UPDATED 14:56 EDT / MARCH 30 2017

EMERGING TECH

Ledger gets $7M to take Internet of Things blockchain security to the enterprise

Cryptocurrency and blockchain security company Ledger SAS today announced a Series A funding round of $7 million led by MAIF Avenir.

This brings the total funding for Ledger to $8.5 million, following a $1.5 million funding round in 2015, making this one of the biggest blockchain-related startup investments in Europe to date.

Ledger provides products to help companies secure and build out platforms using blockchains, a peer-to-peer distributed secure ledger technology. The company produces hardware wallets for consumers that allow users to store blockchain-enabled cryptographic currencies on their persons securely, server appliances for enterprise and embedded solutions for the Internet of Things.

The company’s best-selling products are the Ledger Nano S and Ledger Blue hardware wallets used for keeping digital currency safe and providing a cryptographic source for digital identity. According to the company, more than 50,000 units have been sold across 30 countries.

With this funding, Ledger expects to expand operations into enterprise offerings that will allow large businesses to develop their own blockchain and cryptocurrency solutions securely.

In 2017, the company intends to launch an enterprise grade security solution for cryptocurrency that includes emerging industry standards that allow for working with multiple currencies, multi-signature capacity and time locked payments for financial technology firms such as marketplaces, hedge funds and banks. The company also intends to build out powerful distributed solutions for the Internet of Things.

“Ledger has seen a tremendous growth in the last months, and we are on track to increase tenfold our revenues this year,” said Eric Larchevêque, chief executive of Ledger. “Our primary objective is to reinforce our position as a global market leader on hardware wallet products, while we accelerate the development of enterprise cryptocurrency solutions through the signature of soon to be announced strategic partnership agreements.”

With this new funding, Ledger is recruiting 20 new collaborators with the intent to build out and develop the company’s sales, marketing, engineering and support teams.

The oracles are coming

The company is also working on developing specialized embedded blockchain security solutions for the “things” in the Internet of Things. Ledger’s vision is to develop a decentralized communication infrastructure channel that can be licensed for connecting a multitude of devices across large areas securely.

Larchevêque said the company is doing research and development on hardware “oracle” technology for industrial customers for smart grid, supply chain and insurance blockchain uses. Hardware and software oracles are programmable gatekeepers that act to secure information coming into a network from the outside world. An oracle can be software that acts a particular way when something anomalous happens or a piece of hardware that filters input according to expected parameters or shuts down when tampering is detected.
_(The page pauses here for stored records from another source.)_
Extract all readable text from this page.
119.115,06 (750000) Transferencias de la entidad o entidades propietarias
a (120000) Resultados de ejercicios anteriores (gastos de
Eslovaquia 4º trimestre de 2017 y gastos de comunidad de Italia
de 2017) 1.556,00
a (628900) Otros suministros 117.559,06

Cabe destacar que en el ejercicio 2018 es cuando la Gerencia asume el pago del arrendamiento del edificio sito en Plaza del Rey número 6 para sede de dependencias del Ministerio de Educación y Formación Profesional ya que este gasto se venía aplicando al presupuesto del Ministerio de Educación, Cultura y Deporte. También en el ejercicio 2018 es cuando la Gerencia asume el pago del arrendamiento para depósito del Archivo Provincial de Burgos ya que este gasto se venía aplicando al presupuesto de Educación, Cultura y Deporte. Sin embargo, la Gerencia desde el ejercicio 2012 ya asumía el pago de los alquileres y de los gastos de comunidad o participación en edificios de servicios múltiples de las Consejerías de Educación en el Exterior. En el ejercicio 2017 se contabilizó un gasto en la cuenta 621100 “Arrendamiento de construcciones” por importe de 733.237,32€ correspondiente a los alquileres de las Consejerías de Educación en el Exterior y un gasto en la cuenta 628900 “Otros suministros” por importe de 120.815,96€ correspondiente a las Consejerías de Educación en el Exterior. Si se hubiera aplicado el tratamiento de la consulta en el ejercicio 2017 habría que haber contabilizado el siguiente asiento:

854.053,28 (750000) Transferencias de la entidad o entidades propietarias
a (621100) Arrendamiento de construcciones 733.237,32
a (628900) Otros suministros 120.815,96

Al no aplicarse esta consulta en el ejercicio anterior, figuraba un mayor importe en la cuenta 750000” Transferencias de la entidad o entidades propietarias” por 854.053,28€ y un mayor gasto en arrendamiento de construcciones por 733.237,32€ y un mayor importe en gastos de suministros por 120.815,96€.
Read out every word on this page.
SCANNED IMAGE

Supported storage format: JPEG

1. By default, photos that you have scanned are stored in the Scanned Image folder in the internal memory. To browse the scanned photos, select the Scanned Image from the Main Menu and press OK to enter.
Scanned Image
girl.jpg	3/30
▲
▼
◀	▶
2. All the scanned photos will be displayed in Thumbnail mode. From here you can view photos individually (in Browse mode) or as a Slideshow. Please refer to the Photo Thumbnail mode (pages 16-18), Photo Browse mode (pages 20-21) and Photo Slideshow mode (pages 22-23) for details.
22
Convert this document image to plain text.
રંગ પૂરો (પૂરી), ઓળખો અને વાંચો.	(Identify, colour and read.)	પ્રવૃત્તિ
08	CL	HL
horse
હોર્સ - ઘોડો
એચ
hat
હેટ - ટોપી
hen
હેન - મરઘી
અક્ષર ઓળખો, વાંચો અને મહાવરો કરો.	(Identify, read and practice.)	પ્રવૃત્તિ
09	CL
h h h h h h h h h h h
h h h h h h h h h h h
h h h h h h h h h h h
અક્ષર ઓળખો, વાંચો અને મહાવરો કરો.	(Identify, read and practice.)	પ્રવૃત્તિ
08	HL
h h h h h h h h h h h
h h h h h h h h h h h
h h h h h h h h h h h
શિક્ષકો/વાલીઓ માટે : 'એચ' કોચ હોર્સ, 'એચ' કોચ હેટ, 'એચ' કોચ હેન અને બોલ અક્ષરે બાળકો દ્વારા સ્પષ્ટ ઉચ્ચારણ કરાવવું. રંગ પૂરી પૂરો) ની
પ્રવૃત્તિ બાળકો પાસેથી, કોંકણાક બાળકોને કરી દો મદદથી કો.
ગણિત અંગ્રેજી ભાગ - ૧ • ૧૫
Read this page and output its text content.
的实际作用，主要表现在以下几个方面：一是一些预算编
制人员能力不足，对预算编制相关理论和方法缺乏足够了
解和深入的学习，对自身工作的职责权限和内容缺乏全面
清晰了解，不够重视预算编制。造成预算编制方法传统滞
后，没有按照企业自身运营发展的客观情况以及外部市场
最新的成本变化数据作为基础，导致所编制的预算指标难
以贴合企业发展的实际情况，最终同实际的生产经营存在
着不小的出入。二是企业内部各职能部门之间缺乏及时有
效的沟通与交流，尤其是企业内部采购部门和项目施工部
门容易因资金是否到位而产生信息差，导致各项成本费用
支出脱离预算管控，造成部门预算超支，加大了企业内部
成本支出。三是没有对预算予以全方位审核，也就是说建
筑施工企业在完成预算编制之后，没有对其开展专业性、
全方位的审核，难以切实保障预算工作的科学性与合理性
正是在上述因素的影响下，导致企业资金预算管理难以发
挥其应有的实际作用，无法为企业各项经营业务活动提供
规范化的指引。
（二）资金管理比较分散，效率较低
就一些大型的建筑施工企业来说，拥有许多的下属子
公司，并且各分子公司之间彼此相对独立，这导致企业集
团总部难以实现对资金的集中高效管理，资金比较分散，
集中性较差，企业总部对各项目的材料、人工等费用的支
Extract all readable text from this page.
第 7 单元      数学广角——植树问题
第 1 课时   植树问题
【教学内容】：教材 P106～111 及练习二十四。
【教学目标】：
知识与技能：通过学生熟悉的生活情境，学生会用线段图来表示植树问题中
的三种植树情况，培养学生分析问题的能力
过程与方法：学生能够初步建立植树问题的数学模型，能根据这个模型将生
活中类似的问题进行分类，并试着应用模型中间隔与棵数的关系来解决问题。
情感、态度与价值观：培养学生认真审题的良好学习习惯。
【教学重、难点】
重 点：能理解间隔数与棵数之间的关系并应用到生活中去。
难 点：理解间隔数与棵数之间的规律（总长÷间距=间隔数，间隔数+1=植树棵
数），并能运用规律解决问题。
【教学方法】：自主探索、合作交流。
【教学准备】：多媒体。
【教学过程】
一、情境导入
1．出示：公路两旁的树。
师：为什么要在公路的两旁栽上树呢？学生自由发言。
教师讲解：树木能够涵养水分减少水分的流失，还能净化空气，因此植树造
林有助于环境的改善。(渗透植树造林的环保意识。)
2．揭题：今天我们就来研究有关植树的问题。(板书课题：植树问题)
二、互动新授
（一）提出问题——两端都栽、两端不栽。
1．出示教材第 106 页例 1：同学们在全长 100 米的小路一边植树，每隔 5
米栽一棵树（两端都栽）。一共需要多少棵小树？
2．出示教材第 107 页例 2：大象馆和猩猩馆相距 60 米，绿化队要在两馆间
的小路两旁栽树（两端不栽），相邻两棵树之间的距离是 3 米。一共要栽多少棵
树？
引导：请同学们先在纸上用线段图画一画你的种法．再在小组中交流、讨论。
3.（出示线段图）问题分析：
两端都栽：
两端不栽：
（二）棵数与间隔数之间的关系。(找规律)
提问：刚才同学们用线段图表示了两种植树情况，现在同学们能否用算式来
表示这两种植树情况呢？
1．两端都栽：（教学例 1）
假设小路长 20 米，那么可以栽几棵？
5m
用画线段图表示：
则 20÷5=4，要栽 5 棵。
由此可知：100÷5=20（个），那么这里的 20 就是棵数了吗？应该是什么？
A hardware oracle also acts to sign cryptographically any information produced by the sensor it acts as gatekeeper for. By using private keys known only to the oracle, the hardware can encrypt its own outputs to the network so it cannot be spied on easily and sign its data so that attempts to counterfeit or tamper with the outgoing data are detectable.

By connecting the oracle to a blockchain, Ledger hopes to provide yet another layer of security for the incoming data. Blockchains themselves are designed to securely store published data and distribute it across the platform providing multiple copies that all contain the same cryptographically signed information. This makes it harder to tamper with or counterfeit already published records.

Blockchains used to secure real-world objects or processes must interact directly with the world and, as a result, require a way to trust sensors.

For example, when securing a supply chain with the blockchain, sensors may be embedded along a product’s lifecycle that report on information such as product components placed into a box, the transit of that box and the environmental conditions of that box. At all of these stages, something could happen to the product, components, the box or the environment the box is in. Anything from misadventure to theft to product tampering could lead to bad outcomes. Having a sensor that can be trusted and a secure communication network would save a lot of money in the long term.

The company said that it anticipates that hardware and software oracle technology will see a massive deployment evntually as industrial applications IoT continue to grow.

Other investors joining Avenir in this round were Xange, Wicklow Capital, GDTRE, Libertus Capital, Digital Currency Group, The Whittemore Collection, Kima Ventures, BHB Network and Nicolas Pinto.